It is indeed not possible to ignore the black clouds gathering over the economy; first due to fluctuations in global financial markets that have been ongoing since May and then the Syrian crisis right next to our borders.
Economy Minister Zafer Çağlayan is the first minister signaling the dark clouds. According to Çağlayan, there will be falls in foreign demand.
In other words, the target of 158 billion dollars of exports that Turkey has set for itself for the year 2013 will not be met.
According to the Economist magazine, the bill of the financial fluctuation has started to arrive.
While the real sector, especially real estate and automotive, is postponing its investments, acquisitions and mergers have gone down.
According to the magazine, in 2012, there were 30 billion dollars worth of acquisitions and mergers; whereas, in 2013, this figure for the first six months is around 10 billion dollars.
Another bitter outcome, again in the first six months, is about companies that have recorded losses because of the increase in the dollar.
While the number of companies recording losses in the first six months of 2012 was 99, this year the figure has increased to 148 in the first six months.
Last week, a chat with a person who maintained his optimism as well as his belief in the Turkish economy was very refreshing.
If you ask me who this optimist person is, I will immediately tell you that he is the CEO of PwC Turkey, Haluk Yalçın. PwC is a leading auditing, advisory, tax and financial law firm.
Yalçın who works with 1,300 people at PwC Turkey office took the flag last December from my dear friend Cansen Başaran Symes. Haluk Yalçın had been the leader of risk management for long years in the company. Yalçın has this analysis about foreign investors:
“Those investors who want to come to Turkey for short term investments indeed take note of sudden fluctuations… It is possible for them to postpone their decisions. However, in medium and long terms, for the permanent investor, Turkey is a country, for them, that has an important potential for the future.”
As a proof of his analysis, Haluk Yalçın shows me the report about the PwC’s 2050 projection.
According to this report, Turkey rises to the world’s 12th economy when the year is 2030.
In the year 2050, it maintains its 12th place.
According to Yalçın, the biggest factor that would facilitate the medium and long term investor’s decision is the Turkish Commercial Code.
The Turkish Commercial Code which corresponds to more transparency in the economic system is not yet implemented fully.
He said, “When it is fully implemented, there is no doubt that interest in Turkey will increase.”
As a matter of fact, leaders of global companies frequently visit Turkey and are affected by the geographic advantages of Turkey, he said.
Well, which sectors are they interested in?

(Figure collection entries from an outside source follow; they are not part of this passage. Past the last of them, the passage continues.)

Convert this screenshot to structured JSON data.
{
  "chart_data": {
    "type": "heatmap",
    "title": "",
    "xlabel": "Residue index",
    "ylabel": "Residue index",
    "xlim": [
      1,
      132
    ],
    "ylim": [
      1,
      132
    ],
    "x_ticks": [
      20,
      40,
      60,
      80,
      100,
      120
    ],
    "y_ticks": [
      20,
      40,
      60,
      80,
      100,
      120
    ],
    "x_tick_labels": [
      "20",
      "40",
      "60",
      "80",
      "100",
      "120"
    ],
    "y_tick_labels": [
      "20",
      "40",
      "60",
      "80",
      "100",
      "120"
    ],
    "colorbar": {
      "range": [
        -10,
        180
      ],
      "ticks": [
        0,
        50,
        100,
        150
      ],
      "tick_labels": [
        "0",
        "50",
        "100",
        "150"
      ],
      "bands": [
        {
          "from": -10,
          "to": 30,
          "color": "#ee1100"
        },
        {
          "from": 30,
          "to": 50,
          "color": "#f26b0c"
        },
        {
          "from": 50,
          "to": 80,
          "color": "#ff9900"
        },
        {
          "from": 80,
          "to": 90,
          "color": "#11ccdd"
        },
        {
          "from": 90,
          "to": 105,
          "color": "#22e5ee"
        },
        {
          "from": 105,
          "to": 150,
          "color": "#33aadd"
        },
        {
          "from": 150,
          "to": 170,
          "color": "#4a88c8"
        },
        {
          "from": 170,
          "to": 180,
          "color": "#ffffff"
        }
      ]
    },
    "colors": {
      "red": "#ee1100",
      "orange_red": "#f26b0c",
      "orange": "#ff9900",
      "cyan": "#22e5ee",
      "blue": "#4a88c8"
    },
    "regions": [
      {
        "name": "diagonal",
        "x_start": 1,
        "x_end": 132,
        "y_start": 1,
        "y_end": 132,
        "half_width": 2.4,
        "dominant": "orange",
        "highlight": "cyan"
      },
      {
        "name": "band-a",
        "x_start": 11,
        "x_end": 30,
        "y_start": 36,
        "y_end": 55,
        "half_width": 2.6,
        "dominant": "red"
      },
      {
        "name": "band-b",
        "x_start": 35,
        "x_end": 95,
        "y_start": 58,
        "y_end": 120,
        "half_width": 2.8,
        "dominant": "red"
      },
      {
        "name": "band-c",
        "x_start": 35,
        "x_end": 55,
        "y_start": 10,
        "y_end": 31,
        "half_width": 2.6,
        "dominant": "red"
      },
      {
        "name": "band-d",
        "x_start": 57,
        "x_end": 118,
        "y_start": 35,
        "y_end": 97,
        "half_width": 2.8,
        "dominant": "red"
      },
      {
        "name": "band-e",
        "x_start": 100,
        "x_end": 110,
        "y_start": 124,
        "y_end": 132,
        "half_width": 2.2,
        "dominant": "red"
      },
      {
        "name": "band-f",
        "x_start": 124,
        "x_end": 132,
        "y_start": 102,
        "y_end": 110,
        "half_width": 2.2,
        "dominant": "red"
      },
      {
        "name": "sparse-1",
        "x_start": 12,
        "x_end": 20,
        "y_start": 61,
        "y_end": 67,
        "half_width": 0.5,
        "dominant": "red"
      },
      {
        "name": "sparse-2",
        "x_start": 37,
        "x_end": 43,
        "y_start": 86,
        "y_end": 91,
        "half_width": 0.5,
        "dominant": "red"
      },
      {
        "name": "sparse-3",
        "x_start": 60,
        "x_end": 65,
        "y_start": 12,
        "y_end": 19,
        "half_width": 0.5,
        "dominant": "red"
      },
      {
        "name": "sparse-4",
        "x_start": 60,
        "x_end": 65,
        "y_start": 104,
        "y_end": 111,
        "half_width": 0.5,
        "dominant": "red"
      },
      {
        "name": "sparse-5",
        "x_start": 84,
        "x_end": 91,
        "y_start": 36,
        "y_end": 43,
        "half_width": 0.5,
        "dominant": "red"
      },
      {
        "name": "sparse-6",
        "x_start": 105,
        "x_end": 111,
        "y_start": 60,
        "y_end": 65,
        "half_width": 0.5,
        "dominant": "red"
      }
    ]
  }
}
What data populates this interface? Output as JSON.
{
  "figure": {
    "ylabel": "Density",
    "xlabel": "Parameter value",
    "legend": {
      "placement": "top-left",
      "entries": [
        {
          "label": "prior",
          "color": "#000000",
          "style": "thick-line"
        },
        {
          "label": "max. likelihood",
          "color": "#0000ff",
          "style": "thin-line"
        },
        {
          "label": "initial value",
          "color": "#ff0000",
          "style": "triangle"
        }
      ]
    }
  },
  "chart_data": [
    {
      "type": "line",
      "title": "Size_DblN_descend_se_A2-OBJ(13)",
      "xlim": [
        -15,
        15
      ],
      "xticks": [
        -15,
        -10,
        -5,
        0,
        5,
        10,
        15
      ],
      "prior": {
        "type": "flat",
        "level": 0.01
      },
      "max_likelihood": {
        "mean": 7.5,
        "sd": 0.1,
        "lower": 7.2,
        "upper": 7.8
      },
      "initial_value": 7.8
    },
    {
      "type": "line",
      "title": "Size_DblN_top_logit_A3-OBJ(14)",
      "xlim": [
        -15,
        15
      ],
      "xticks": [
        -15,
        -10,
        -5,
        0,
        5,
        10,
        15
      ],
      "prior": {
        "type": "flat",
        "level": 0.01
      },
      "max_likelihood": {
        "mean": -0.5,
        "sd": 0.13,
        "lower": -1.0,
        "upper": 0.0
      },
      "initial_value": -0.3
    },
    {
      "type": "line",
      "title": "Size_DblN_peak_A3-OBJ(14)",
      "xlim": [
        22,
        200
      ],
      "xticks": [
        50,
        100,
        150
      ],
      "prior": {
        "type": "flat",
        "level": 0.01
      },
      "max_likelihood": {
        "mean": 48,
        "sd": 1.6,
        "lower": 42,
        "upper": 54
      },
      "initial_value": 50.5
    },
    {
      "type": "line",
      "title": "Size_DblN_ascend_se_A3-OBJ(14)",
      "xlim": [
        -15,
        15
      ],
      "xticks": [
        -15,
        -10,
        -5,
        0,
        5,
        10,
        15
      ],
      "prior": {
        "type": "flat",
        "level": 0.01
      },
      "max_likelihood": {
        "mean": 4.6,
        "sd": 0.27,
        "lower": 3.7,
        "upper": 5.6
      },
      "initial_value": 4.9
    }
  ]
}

Haluk Yalçın said, “Communication, telecommunication, banking, retail and health.”
Meanwhile, PwC Turkey plans to increase the number of its employees from 1,300 to 3,000 in the coming term.
He said, “Turkey is in 40th place in the world of PwC. When it is the 12th economy in the world, it will go up to the 20th place. That means we also need to run to keep pace with Turkey.”
In the PwC 2050 report, there is good news for Turkey but bad news for the United States. Because, as of 2030, the US will lose its title of biggest economy in the world to China.